Il est impossible de séparer l'humain de son environnement matériel, ni des signes et images par lesquels il donne sens à la vie et au monde. De même, on ne peut séparer le monde matériel - et encore moins sa part artificielle - des idées par lesquelles les objets techniques sont conçus et utilisés, ni des humains qui les inventent, les produisent et s'en servent. Ajoutons enfin que les images, les mots, les constructions de langage nichent dans les esprits humains, fournissent moyens et raisons de vivre aux hommes et à leurs institutions, sont portés en retour par des groupes organisés et outillés comme par des circuits de communication et des mémoires artificielles (Comment des forces institutionnelles et des techniques matérielles portent-elles des idées... et vice versa? C'est là une des lignes de recherche principales de l'entreprise «médiologique» initiée par Régis Debray. Voir, par exemple, son Cours de médiologie générale, Gallimard, Paris, 1991, Transmettre, Odile Jacob, Paris, 1997, et la belle revue Les Cahiers de médiologie.).
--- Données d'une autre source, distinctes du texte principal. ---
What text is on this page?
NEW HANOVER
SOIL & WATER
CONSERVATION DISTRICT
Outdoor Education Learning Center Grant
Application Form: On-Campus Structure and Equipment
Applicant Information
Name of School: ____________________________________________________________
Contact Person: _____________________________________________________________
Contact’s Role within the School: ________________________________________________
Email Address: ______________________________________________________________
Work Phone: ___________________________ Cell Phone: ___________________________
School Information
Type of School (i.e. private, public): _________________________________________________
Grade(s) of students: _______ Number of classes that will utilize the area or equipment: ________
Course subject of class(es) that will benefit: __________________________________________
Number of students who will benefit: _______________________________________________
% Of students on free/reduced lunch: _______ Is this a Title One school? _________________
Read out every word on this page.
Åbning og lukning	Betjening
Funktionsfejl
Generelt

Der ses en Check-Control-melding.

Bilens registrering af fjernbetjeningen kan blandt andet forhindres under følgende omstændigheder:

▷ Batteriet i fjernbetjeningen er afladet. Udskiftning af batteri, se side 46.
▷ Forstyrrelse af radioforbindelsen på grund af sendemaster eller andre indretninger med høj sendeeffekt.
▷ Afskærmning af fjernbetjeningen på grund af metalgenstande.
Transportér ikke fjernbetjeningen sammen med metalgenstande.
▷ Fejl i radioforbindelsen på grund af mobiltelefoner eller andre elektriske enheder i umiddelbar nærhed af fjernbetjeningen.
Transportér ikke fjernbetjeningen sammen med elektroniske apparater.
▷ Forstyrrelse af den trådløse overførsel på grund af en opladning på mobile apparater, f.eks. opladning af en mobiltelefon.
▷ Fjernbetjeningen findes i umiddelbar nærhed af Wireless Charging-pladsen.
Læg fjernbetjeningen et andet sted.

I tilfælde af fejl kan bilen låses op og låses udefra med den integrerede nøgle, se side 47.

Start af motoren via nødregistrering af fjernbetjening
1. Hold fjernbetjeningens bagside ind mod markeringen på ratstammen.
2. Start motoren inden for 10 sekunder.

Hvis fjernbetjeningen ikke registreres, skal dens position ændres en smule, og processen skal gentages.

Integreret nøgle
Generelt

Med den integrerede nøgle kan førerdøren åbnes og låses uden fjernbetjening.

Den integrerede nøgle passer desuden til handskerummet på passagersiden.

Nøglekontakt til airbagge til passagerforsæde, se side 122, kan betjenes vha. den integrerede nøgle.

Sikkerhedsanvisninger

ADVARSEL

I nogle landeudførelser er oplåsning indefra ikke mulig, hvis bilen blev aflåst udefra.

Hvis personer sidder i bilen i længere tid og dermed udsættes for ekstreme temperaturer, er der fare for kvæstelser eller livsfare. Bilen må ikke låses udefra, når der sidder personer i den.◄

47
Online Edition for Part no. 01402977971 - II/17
Même si nous supposons qu'il existe effectivement trois entités: technique, culture et société, plutôt que mettre l'accent sur l'impact des technologies on pourrait tout aussi bien prétendre que les technologies sont des produits d'une société et d'une culture. Mais la distinction tranchée entre culture (la dynamique des représentations), société (les gens, leurs liens, leurs échanges, leurs rapports de force) et technique (les artefacts efficaces) ne peut être que conceptuelle. Aucun acteur, aucune «cause» véritablement indépendante n'y correspond. On prend des biais intellectuels pour des acteurs parce qu'il y a des groupes bien réels qui s'organisent autour de ces découpages verbaux (ministères, disciplines scientifiques, départements d'université, laboratoires de recherche) ou parce que certaines forces ont intérêt à faire croire que tel problème est «purement technique», ou «purement culturel» ou encore «purement économique». Les rapports véritables ne se nouent donc pas entre «la» technologie (qui serait de l'ordre de la cause) et «la» culture (qui subirait des effets), mais entre une multitude d'acteurs humains qui inventent, produisent, utilisent et interprètent diversement des techniques (Nous avons longuement développé ce point dans notre ouvrage Les Technologies de l'intelligence, Seuil, Paris, 1993. Voir également les travaux de la nouvelle anthropologie des sciences et des techniques, par exemple Bruno Latour, La Science en action, La Découverte, Paris, 1989.).